Pour des critères sécuritaires de retour aux cours en présentiel, il nous appartient de nous soumettre à la parole des autorités en la matière. D'ailleurs, c'est aussi une des transmissions importantes que nous devons à nos élèves : reconnaître nos limites, que nous ne savons pas tout, et, aussi pour cette raison, nous devons nous adresser à nous-mêmes et reconnaître le savoir des autres, même s'ils ne répondent pas à nos souhaits personnels. Cela les aidera à comprendre que le lien social exige des renoncements narcissiques, des lignes directrices comportementales et des exercices d'altérité.

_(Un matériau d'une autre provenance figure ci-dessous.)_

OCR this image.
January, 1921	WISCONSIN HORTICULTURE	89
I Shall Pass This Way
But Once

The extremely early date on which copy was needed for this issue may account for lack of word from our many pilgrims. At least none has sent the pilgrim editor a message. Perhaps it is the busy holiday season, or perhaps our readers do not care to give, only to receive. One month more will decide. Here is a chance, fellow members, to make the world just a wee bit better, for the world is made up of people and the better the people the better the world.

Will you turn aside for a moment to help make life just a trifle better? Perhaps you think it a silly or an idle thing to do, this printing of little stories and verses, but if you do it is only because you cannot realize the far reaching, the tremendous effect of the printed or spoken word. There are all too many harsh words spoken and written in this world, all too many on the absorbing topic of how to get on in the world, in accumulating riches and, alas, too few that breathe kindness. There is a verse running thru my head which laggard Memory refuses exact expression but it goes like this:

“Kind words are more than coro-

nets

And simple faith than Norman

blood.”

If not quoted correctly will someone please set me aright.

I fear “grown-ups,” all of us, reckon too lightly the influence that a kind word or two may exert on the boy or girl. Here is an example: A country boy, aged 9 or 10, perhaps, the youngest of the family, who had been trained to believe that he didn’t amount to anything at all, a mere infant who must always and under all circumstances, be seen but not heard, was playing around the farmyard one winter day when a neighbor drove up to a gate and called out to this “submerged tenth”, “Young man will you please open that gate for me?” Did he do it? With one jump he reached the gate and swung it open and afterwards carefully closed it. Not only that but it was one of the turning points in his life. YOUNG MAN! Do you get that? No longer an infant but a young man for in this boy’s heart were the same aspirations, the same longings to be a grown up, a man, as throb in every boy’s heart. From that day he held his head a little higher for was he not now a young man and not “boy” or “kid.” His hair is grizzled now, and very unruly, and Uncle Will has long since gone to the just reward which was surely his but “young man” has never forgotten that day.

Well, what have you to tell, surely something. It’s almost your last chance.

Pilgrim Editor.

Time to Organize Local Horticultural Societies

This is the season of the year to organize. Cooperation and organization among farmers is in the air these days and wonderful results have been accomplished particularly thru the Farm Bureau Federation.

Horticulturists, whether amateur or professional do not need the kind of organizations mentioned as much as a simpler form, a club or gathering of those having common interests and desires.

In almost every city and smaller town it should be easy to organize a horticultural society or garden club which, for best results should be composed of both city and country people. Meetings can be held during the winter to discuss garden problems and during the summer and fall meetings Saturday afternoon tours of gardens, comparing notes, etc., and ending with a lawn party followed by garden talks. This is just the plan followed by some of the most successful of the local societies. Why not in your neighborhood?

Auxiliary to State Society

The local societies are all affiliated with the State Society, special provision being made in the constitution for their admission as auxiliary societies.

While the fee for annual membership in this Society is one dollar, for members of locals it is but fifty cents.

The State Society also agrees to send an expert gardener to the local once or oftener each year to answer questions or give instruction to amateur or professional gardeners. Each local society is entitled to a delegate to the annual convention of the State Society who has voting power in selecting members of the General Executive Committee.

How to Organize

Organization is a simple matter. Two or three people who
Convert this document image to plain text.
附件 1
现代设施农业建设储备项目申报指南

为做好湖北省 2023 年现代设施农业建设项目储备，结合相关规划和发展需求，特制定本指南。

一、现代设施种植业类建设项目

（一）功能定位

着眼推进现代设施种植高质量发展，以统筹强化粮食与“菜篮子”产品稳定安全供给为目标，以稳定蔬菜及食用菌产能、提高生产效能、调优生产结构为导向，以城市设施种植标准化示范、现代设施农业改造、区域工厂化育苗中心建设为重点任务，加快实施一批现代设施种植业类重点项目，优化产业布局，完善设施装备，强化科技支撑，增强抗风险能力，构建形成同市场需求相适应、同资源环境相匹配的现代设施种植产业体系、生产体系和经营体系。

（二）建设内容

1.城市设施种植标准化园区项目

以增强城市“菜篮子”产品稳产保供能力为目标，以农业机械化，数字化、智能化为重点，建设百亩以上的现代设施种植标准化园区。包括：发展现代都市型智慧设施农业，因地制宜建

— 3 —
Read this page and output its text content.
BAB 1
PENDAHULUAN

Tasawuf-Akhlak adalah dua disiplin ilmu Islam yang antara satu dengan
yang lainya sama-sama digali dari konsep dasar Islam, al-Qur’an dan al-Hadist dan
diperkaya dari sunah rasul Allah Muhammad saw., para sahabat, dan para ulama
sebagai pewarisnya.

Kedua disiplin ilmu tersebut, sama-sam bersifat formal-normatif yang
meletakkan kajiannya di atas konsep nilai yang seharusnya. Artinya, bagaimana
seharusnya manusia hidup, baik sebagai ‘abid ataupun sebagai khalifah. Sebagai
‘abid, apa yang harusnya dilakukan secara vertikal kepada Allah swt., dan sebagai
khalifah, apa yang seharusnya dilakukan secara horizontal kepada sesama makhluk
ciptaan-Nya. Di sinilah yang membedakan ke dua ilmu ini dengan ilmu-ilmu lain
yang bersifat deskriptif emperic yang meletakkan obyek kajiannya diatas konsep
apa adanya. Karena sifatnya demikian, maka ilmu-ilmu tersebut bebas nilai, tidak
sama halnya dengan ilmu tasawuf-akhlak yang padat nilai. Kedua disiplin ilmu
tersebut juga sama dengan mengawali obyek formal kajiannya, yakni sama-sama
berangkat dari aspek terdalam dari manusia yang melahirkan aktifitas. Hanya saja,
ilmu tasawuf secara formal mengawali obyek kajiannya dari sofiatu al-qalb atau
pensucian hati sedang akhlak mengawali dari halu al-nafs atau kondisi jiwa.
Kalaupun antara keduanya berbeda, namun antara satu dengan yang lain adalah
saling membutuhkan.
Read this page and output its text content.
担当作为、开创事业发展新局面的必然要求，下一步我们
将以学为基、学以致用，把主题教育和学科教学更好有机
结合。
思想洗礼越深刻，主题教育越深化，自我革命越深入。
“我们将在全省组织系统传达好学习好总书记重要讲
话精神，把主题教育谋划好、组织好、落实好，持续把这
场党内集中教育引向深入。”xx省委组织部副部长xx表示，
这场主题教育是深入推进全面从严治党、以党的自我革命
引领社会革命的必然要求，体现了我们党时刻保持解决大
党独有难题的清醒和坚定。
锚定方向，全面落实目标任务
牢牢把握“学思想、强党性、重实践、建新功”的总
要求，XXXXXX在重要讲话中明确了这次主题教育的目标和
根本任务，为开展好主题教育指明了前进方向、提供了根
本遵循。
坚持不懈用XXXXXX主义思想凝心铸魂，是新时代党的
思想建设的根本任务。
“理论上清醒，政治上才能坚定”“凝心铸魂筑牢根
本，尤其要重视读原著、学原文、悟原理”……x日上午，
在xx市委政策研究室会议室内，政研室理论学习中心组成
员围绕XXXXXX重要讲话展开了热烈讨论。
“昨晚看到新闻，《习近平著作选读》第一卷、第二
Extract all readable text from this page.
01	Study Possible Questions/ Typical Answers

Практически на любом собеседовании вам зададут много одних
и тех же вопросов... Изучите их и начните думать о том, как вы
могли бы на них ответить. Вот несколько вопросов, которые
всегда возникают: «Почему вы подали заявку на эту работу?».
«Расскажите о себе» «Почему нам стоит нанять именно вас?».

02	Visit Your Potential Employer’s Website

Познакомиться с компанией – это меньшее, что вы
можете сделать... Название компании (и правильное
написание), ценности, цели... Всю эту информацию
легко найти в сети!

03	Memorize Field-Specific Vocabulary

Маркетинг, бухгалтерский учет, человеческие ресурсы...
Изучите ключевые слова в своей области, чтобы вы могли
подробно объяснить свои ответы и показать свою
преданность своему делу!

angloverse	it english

L'école et la famille ne sont pas au même endroit, c'est certain. Pour autant, cela ne veut pas dire qu'il faille considérer que la responsabilité de l'Education ne nous place pas aux antipodes, comme certains discours de dissolution veulent nous en convaincre. Il y a des points de rencontre fondamentaux, de rapprochement, pour parler et offrir une vision plus dialogique de la société aux enfants, adolescents et jeunes dont nous nous occupons.

Si les enseignants sont la dernière barrière contre la barbarie, les familles sont la première. Cela n'a aucun sens que ces fonctions s'opposent. À ce moment-là, le risque commun auquel nous sommes confrontés n'est pas la perte de l'année scolaire, mais l'effondrement de la civilisation.

Le risque est que, tandis que ceux qui devraient faire barrière choisissent de retourner leurs boucliers les uns contre les autres pour se faire la guerre, la barbarie passera et s'installera.

*Nathalia Meneghine Elle est psychologue, psychanalyste et enseignante.